Reconnected the wiring to the new bake element and screwed it back onto the oven.

Voila! Turned the oven on and watched the new element heat to a bright red. We had an oven once again, and saved ourselves more than $100. Yay!

Element had blown a hole in itself during failure.

  • Customer: Robert from Columbus OH
  • Difficulty: Easy
  • Time to Complete: Less than 15 mins
  • Tools Required: Screw drivers
  • 6 of 6 people found this instruction helpful
total of 4 screws to remove and replace. Took out the first 2 and pulled element out a few inches. now remove the screws from the element itself but be sure you don't loose the wire out the back of the oven. The only challenge was to keep the wires from falling back through the rear of the oven. This could be easily avoided if you have a clamp of some type ie. clothes pin, hemostst, shop clamp ect.

Oven lower baking unit element broke.

  • Customer: Carol from Germantown MD
  • Difficulty: Really easy
  • Time to Complete: Less than 15 mins
  • Tools Required: Screw drivers
  • 7 of 9 people found this instruction helpful
First turned off the circuit breaker. The two screws holding the element in place were removed. Next the element was pulled out about 3 inches. Wires were disconnected. Old element was removed. Wires were then attached to the new replacement element. The element was then re-attached to back of oven, using the two screws. Circuit breaker turned to on. About 5 minutes. Took longer to change the flashlight batteries!

Replaced bake element

  • Customer: Jill from Marietta GA
  • Difficulty: A Bit Difficult
  • Time to Complete: 30 - 60 mins
  • Tools Required: Pliers, Screw drivers, Wrench(Adjustable)
  • 7 of 9 people found this instruction helpful
Cut off power, but needed flashlight to see what I was doing. Couldn't get the flashlight to shine on right spot and had no one to hold it. Oven is 19 years old, so screws holding it into the oven wall and to the connection were very old and very difficult to loosen. Finally held prong with pliers and wrenched the screw loose after repeated tries and using a little WD40. Very proud of myself! I am a wife and mother of two teenage boys, but I end up doing all these projects. So proud that I posted a photo of the oven on facebook! Goes from 0 -350 in three minutes now. Yippee!

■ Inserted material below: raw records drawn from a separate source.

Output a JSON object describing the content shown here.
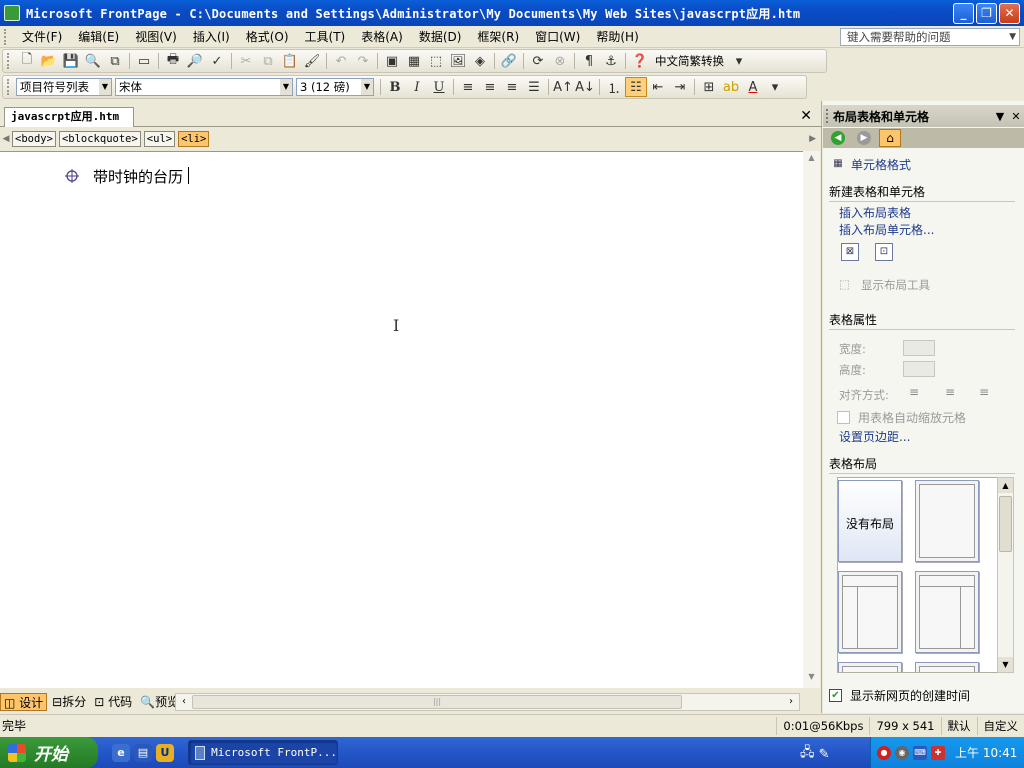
{
  "window": {
    "title": "Microsoft FrontPage - C:\\Documents and Settings\\Administrator\\My Documents\\My Web Sites\\javascrpt应用.htm",
    "minimize": "_",
    "restore": "❐",
    "close": "✕"
  },
  "menu": {
    "items": [
      "文件(F)",
      "编辑(E)",
      "视图(V)",
      "插入(I)",
      "格式(O)",
      "工具(T)",
      "表格(A)",
      "数据(D)",
      "框架(R)",
      "窗口(W)",
      "帮助(H)"
    ],
    "help_placeholder": "键入需要帮助的问题"
  },
  "toolbar1": {
    "convert_label": "中文简繁转换"
  },
  "toolbar2": {
    "style_value": "项目符号列表",
    "font_value": "宋体",
    "size_value": "3 (12 磅)",
    "bold": "B",
    "italic": "I",
    "underline": "U"
  },
  "document": {
    "tab_label": "javascrpt应用.htm",
    "close": "✕",
    "tags": [
      "<body>",
      "<blockquote>",
      "<ul>",
      "<li>"
    ],
    "content_text": "带时钟的台历"
  },
  "view_tabs": [
    "设计",
    "拆分",
    "代码",
    "预览"
  ],
  "task_pane": {
    "title": "布局表格和单元格",
    "cell_format_link": "单元格格式",
    "new_section": "新建表格和单元格",
    "insert_table_link": "插入布局表格",
    "insert_cell_link": "插入布局单元格...",
    "show_tools": "显示布局工具",
    "table_props_section": "表格属性",
    "width_label": "宽度:",
    "height_label": "高度:",
    "align_label": "对齐方式:",
    "autoscale_label": "用表格自动缩放元格",
    "margins_link": "设置页边距...",
    "layout_section": "表格布局",
    "no_layout": "没有布局",
    "show_time_label": "显示新网页的创建时间"
  },
  "status": {
    "left": "完毕",
    "download": "0:01@56Kbps",
    "size": "799 x 541",
    "mode": "默认",
    "custom": "自定义"
  },
  "taskbar": {
    "start": "开始",
    "item": "Microsoft FrontP...",
    "clock": "上午 10:41"
  }
}
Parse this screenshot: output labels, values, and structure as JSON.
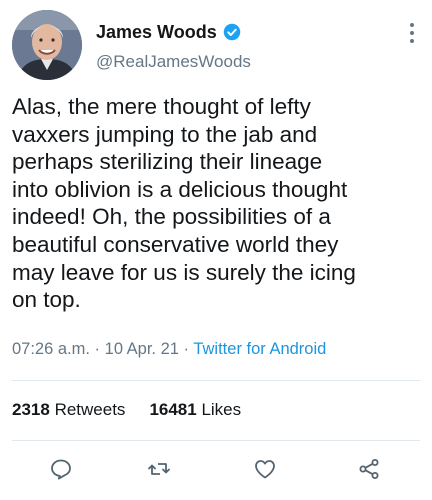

Bake element burst & went on fire in oven

  • Customer: Mrs. Edith from Seaford DE
  • Difficulty: Easy
  • Time to Complete: Less than 15 mins
  • Tools Required: Screw drivers, Wrench(Adjustable)
  • 6 of 6 people found this instruction helpful
Moved stove from wall, unplug the stove from the wall outlet, remove the oven racks, unscrew the plate against the oven wall supporting the element with a small adjustable wrench, pull out the element slowly without tearing the insulation & stretching the two wires, unscrew with a phillips screwdriver each wire with care, as a precautionary measurement: do not make contact with the other wire and any other part of the stove, even though it was still unpluged. Install the new element in reverse procedure...turn on Bake Element on low temperature..when it glows when hot..ready to go.

Bake elelment was out

  • Customer: Jackie from Hillsboro OR
  • Difficulty: A Bit Difficult
  • Time to Complete: 30 - 60 mins
  • Tools Required: Nutdriver, Screw drivers
  • 5 of 5 people found this instruction helpful
I turned off the breaker to the oven. Removed the old element and replaced. Turned on the oven breaker and turned the over to 350 and it was working great. I was very proud of myself as a 68 year old widow.